LAUNCESTON rider Matt Goss is leaving Orica-GreenEDGE and possibly the elite level of world cycling.
After three years with the Australian ProTour team, the 27-year-old sprinter has said he will be leaving in 2015 and may have to drop down to the sport's lower tiers of Pro Continental or Continental.
Goss told Cyclingnews that the decision to leave the team was mutual and did not surprise him.
"It's something that I've kind of known about for a while," the former Exeter student said.
"It's something that I spoke to the team a little bit about as well. The last years haven't been the best of my career, and I think I need something different and a bit of a fresh start."

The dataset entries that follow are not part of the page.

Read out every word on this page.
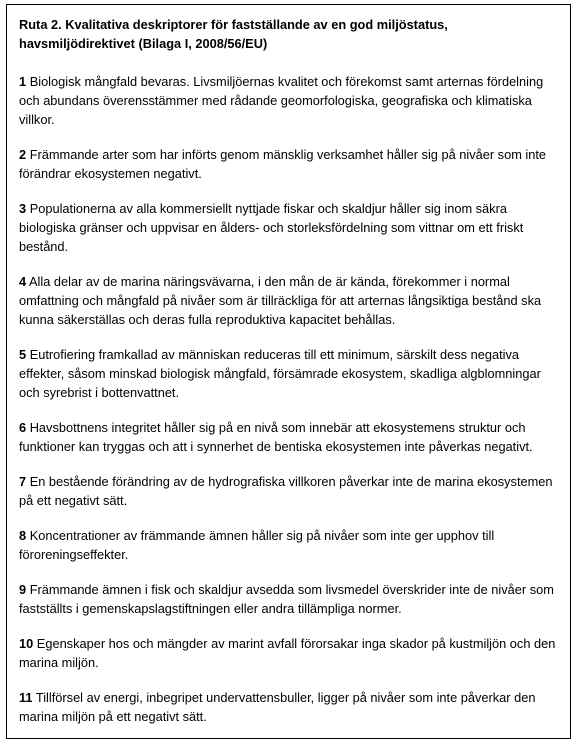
Ruta 2. Kvalitativa deskriptorer för fastställande av en god miljöstatus, havsmiljödirektivet (Bilaga I, 2008/56/EU)

1 Biologisk mångfald bevaras. Livsmiljöernas kvalitet och förekomst samt arternas fördelning och abundans överensstämmer med rådande geomorfologiska, geografiska och klimatiska villkor.

2 Främmande arter som har införts genom mänsklig verksamhet håller sig på nivåer som inte förändrar ekosystemen negativt.

3 Populationerna av alla kommersiellt nyttjade fiskar och skaldjur håller sig inom säkra biologiska gränser och uppvisar en ålders- och storleksfördelning som vittnar om ett friskt bestånd.

4 Alla delar av de marina näringsvävarna, i den mån de är kända, förekommer i normal omfattning och mångfald på nivåer som är tillräckliga för att arternas långsiktiga bestånd ska kunna säkerställas och deras fulla reproduktiva kapacitet behållas.

5 Eutrofiering framkallad av människan reduceras till ett minimum, särskilt dess negativa effekter, såsom minskad biologisk mångfald, försämrade ekosystem, skadliga algblomningar och syrebrist i bottenvattnet.

6 Havsbottnens integritet håller sig på en nivå som innebär att ekosystemens struktur och funktioner kan tryggas och att i synnerhet de bentiska ekosystemen inte påverkas negativt.

7 En bestående förändring av de hydrografiska villkoren påverkar inte de marina ekosystemen på ett negativt sätt.

8 Koncentrationer av främmande ämnen håller sig på nivåer som inte ger upphov till föroreningseffekter.

9 Främmande ämnen i fisk och skaldjur avsedda som livsmedel överskrider inte de nivåer som fastställts i gemenskapslagstiftningen eller andra tillämpliga normer.

10 Egenskaper hos och mängder av marint avfall förorsakar inga skador på kustmiljön och den marina miljön.

11 Tillförsel av energi, inbegripet undervattensbuller, ligger på nivåer som inte påverkar den marina miljön på ett negativt sätt.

Speaking before yesterday's start of the Tour of Alberta in Canada, Goss would not confirm whether he was joining the South African Pro Continental team MTN-Qhubeka.

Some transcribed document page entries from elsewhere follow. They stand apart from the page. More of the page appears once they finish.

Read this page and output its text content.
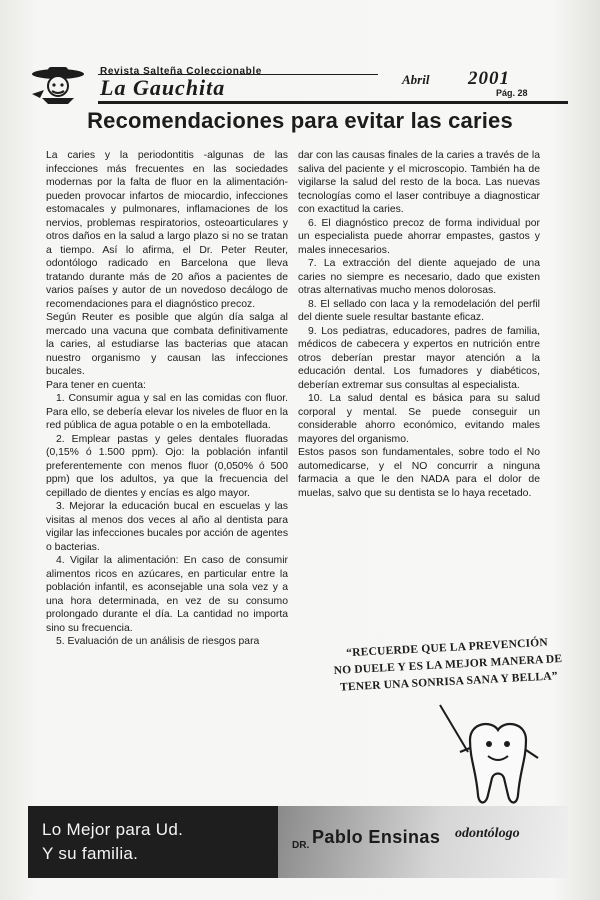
Revista Salteña Coleccionable
La Gauchita	Abril 2001
Pág. 28
Recomendaciones para evitar las caries

La caries y la periodontitis -algunas de las infecciones más frecuentes en las sociedades modernas por la falta de fluor en la alimentación- pueden provocar infartos de miocardio, infecciones estomacales y pulmonares, inflamaciones de los nervios, problemas respiratorios, osteoarticulares y otros daños en la salud a largo plazo si no se tratan a tiempo. Así lo afirma, el Dr. Peter Reuter, odontólogo radicado en Barcelona que lleva tratando durante más de 20 años a pacientes de varios países y autor de un novedoso decálogo de recomendaciones para el diagnóstico precoz.

Según Reuter es posible que algún día salga al mercado una vacuna que combata definitivamente la caries, al estudiarse las bacterias que atacan nuestro organismo y causan las infecciones bucales.

Para tener en cuenta:

1. Consumir agua y sal en las comidas con fluor. Para ello, se debería elevar los niveles de fluor en la red pública de agua potable o en la embotellada.

2. Emplear pastas y geles dentales fluoradas (0,15% ó 1.500 ppm). Ojo: la población infantil preferentemente con menos fluor (0,050% ó 500 ppm) que los adultos, ya que la frecuencia del cepillado de dientes y encías es algo mayor.

3. Mejorar la educación bucal en escuelas y las visitas al menos dos veces al año al dentista para vigilar las infecciones bucales por acción de agentes o bacterias.

4. Vigilar la alimentación: En caso de consumir alimentos ricos en azúcares, en particular entre la población infantil, es aconsejable una sola vez y a una hora determinada, en vez de su consumo prolongado durante el día. La cantidad no importa sino su frecuencia.

5. Evaluación de un análisis de riesgos para

dar con las causas finales de la caries a través de la saliva del paciente y el microscopio. También ha de vigilarse la salud del resto de la boca. Las nuevas tecnologías como el laser contribuye a diagnosticar con exactitud la caries.

6. El diagnóstico precoz de forma individual por un especialista puede ahorrar empastes, gastos y males innecesarios.

7. La extracción del diente aquejado de una caries no siempre es necesario, dado que existen otras alternativas mucho menos dolorosas.

8. El sellado con laca y la remodelación del perfil del diente suele resultar bastante eficaz.

9. Los pediatras, educadores, padres de familia, médicos de cabecera y expertos en nutrición entre otros deberían prestar mayor atención a la educación dental. Los fumadores y diabéticos, deberían extremar sus consultas al especialista.

10. La salud dental es básica para su salud corporal y mental. Se puede conseguir un considerable ahorro económico, evitando males mayores del organismo.

Estos pasos son fundamentales, sobre todo el No automedicarse, y el NO concurrir a ninguna farmacia a que le den NADA para el dolor de muelas, salvo que su dentista se lo haya recetado.

“RECUERDE QUE LA PREVENCIÓN
NO DUELE Y ES LA MEJOR MANERA DE
TENER UNA SONRISA SANA Y BELLA”
Lo Mejor para Ud.
Y su familia.	DR. Pablo Ensinas odontólogo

"I haven't signed the contract yet," he said. "But I have something in my inbox. When that's signed it will be up to the team to decide as to when they want to announce it."
Goss was among the big name stars when the Australian team was established, arriving as one of pro cycling's top-ranked riders courtesy of his career highlight, winning the 2011 Milan-San Remo classic.
In the same year he had claimed a silver medal at the world championship behind HTC-High Road teammate Mark Cavendish.
A former track world champion and multiple Launceston Classic champion, Goss won GreenEDGE its first Grand Tour stage in the 2012 Giro d'Italia and joined the elite group to have savoured stage wins in all three Grand Tours when part of the team time trial success in last year's Tour de France.
His 17 professional wins also include stages at the Tour of Britain, the Herald Sun Tour, Tour de Wallonie, Tour of Denmark, Tour of Oman, Tour Down Under, Paris-Nice, Tirreno-Adriatico and the Tour of California. He also won the Philadelphia International Cycling Classic and GP Ouest France.
Goss's sole victory this season came in January in the Mitchelton Bay Cycling Classic, since when GreenEDGE has not selected him for any Grand Tours and turned its sprint focus to Michael Matthews, who won stages and wore leader's jerseys at both the Giro d'Italia and the Vuelta a Espana.